Ivan Soddu è un giovane atleta che sta portando in Liguria una disciplina sportiva particolare, molto spettacolare: la Slackliner Ivan Soddu. Gli abbiamo chiesto di scrivere un articolo per spiegare ai nostri lettori di che si tratta. Nella foto, scattata da Alex Barbera Photography, Ivan in azione.

La  Slackline nuova disciplina sportiva che si inserisce nella categoria degli Extreme sports, arriva anche nella Provincia di Savona. Nata in USA negli anni 80 da un gruppo di arrampicatori, consiste nel camminare e svolgere evoluzioni su di una fettuccia larga dai 2,5 ai 5 cm, si può praticare ovunque, tra due alberi, sull’acqua oppure sospesi nel vuoto, ma le mete più ambite sono i parchi pubblici per la loro facilità di accesso e la vicinanza alla strada.

Da 2 anni ad ora è in enorme crescita anche in Italia e attualmente coinvolge una cinquantina di associazioni sportive ed imprese e aziende del settore, di tutto il Mondo.

A dare voce a questa nuova attività sono un gruppo ristretto di ragazzi della zona che, nel tempo libero praticano, promuovono ed insegnano questo tipo di attività. Tra di loro c’è lo Slackliner Ivan Soddu che nell’attuale anno è riuscito insieme all’ASD SlackBit Beigua insane tribù slackliners, con i soci Antonio Bonomo, Elia Corso e Carlotta Fiannaca, a promuovere la slackline nel territorio di Finale Ligure, inserendo una Guida all’interno del sito www.outdoorfinaleligure.com .

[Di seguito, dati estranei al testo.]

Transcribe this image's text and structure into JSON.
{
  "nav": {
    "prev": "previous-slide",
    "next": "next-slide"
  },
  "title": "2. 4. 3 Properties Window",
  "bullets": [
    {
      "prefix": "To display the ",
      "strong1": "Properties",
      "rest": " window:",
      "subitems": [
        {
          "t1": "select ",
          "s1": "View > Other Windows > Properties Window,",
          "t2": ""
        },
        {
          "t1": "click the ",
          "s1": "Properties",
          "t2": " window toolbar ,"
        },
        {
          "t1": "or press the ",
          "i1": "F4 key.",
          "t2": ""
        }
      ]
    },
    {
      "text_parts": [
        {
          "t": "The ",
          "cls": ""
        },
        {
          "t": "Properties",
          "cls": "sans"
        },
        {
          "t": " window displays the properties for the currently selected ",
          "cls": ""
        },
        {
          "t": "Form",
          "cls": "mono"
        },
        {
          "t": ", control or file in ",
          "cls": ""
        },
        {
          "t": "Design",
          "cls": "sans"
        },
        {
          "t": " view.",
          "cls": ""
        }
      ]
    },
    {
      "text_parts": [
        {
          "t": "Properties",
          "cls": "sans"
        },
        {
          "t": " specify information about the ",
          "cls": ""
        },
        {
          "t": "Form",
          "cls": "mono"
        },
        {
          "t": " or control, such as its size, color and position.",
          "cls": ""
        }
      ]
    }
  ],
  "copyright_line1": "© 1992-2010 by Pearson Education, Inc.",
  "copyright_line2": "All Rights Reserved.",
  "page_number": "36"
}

Protagonista per conformità territoriale è il comune di Finale Ligure, che oltre ad ospitare un numero sempre più ampio di Arrampicatori e Ciclisti, da pochi anni vede crescere anche l’arrivo di Atleti Slackliner tra i più bravi al Mondo, alla ricerca di nuove sfide da affrontare.

Si spera che in futuro il mondo della Slackline nella Riviera Ligure si concretizzi proprio come l’Arrampicata sportiva e la Mountain Bike e che le strutture turistiche accolgano questo nuovo sport pieno di potenzialità e novità.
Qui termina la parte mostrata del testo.